Os que têm dificuldade em lidar com a realidade mediante os aprendizados e as experiências de vida que tiveram, esses também trarão a dificuldade para a pandemia para não enxergar os riscos e se encostar diante da situação; Já o ideológico idealiza uma verdade e adota uma causa fazendo do fato a sua verdade tentando convencer os outros da mesma, influenciando às vezes a mesma conduta. Os fortes vão em busca da luta independente do risco que correm, não absorvem as orientações dos órgãos de saúde, dos governantes, mas sem a negação. Os superiores tratam a questão como que nada acontecerá com eles e nada os abalarão, vai acontecer com o outro e jamais com ele. E os religiosos que deixam tudo para Deus, ou melhor, seja o que Deus quiser. Cada um vai ter a sua justificativa de acordo com a sua personalidade e dificuldade em encarar os fatos. Outro fator é a descrença nas autoridades, a maioria não mais acredita nas imposições governamentais por acharem que tudo trata – se de um ato politico, pelas informações recebidas diariamente; um verdadeiro bombardeio cerebral.

“A COVID ESTA NO MUNDO E É PARA TODOS, PORTANTO EU NEGO A ACEITÁ – LA , PENSA O NEGACIONISTA. VAI PEGAR EM TODOS MENOS EM MIM”

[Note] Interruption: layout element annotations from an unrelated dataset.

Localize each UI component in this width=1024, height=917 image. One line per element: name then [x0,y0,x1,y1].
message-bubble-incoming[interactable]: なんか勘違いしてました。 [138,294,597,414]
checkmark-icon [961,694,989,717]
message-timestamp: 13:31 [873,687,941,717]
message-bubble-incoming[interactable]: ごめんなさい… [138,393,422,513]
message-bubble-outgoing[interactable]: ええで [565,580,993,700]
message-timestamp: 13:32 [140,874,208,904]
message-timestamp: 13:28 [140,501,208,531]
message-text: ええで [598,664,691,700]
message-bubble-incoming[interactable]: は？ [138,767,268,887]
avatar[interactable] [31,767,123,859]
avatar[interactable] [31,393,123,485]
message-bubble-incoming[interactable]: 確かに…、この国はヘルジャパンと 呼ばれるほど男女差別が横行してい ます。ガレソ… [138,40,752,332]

A verdade é que para ficar em pé e enfrentar a situação de forma menos conflitante, cada um vem exercendo um comportamento a sua maneira, resposta essa para esse descontrole e tamanho desafio contra um virus forte, potente e capaz de provocar grandes estragos;O momento é propicio para repensar nas atitudes para a proteção de sí mesmo e do próximo com responsabilidade, deixando de lado o egoismo as defesas individuais.